The catalog of 5 releases is large enough to read as an intentional body of work and small enough that each typeface still rewards detailed attention on its own page. Designers in this position tend to be selective about which projects they release publicly, which means the open-source typefaces below are usually their most considered work, not their experiments. Beyond the primary display work, the catalog also includes serif releases, which is unusual enough to be worth noting — most type designers stay within a single category their whole careers, and the willingness to work across registers is a signal of either restless curiosity or genuine breadth of craft.
Every release in the catalog below is distributed under a permissive open-source license, which means you can ship these typefaces in commercial work, embed them in apps you sell, ship them with software you distribute, and modify the source files to suit a particular project — provided you respect the lightweight attribution and redistribution terms documented on the TypeCraft licensing page.
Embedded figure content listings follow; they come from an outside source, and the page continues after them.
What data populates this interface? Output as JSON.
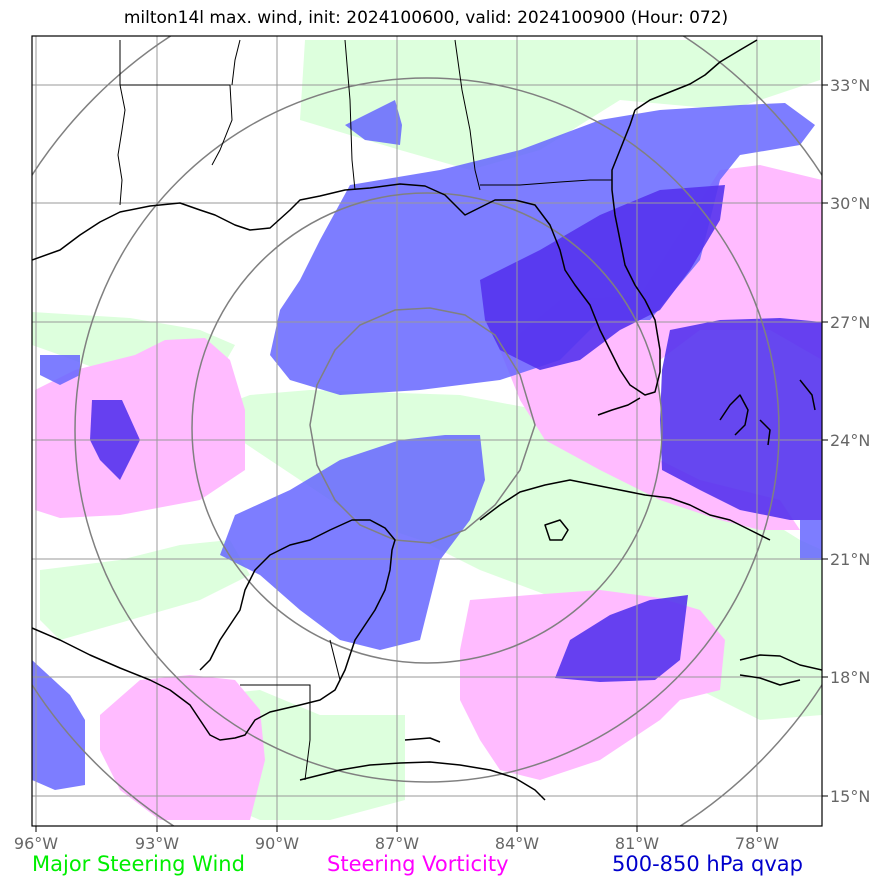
{
  "title": "milton14l max. wind, init: 2024100600, valid: 2024100900 (Hour: 072)",
  "lon_labels": [
    "96°W",
    "93°W",
    "90°W",
    "87°W",
    "84°W",
    "81°W",
    "78°W"
  ],
  "lat_labels": [
    "33°N",
    "30°N",
    "27°N",
    "24°N",
    "21°N",
    "18°N",
    "15°N"
  ],
  "legend": [
    {
      "label": "Major Steering Wind",
      "color": "#00ee00"
    },
    {
      "label": "Steering Vorticity",
      "color": "#ff00ff"
    },
    {
      "label": "500-850 hPa qvap",
      "color": "#0000cc"
    }
  ],
  "colors": {
    "wind_fill": "#ddffdd",
    "vorticity_fill": "#ffbbff",
    "qvap_fill": "#6666ff",
    "qvap_dark_fill": "#5533ee",
    "grid": "#999999",
    "range_rings": "#808080",
    "coastline": "#000000"
  },
  "map_extent": {
    "lon_min": -96,
    "lon_max": -76,
    "lat_min": 14.2,
    "lat_max": 34.2
  }
}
The decision by Julia Petretta to release this work into the public open-source catalog is the reason the rest of the design industry can use it without a licensing budget, and is worth pausing to acknowledge.
If you found this designer through a specific typeface, the related families on each font's detail page point you to the closest stylistic neighbours in the broader catalog. If you would prefer to browse the open-source library by category — serif, sans-serif, display, handwriting, monospace — the categories index is the right starting point. If you are choosing a typeface for a specific job, the use-cases index filters the catalog by intent rather than by family.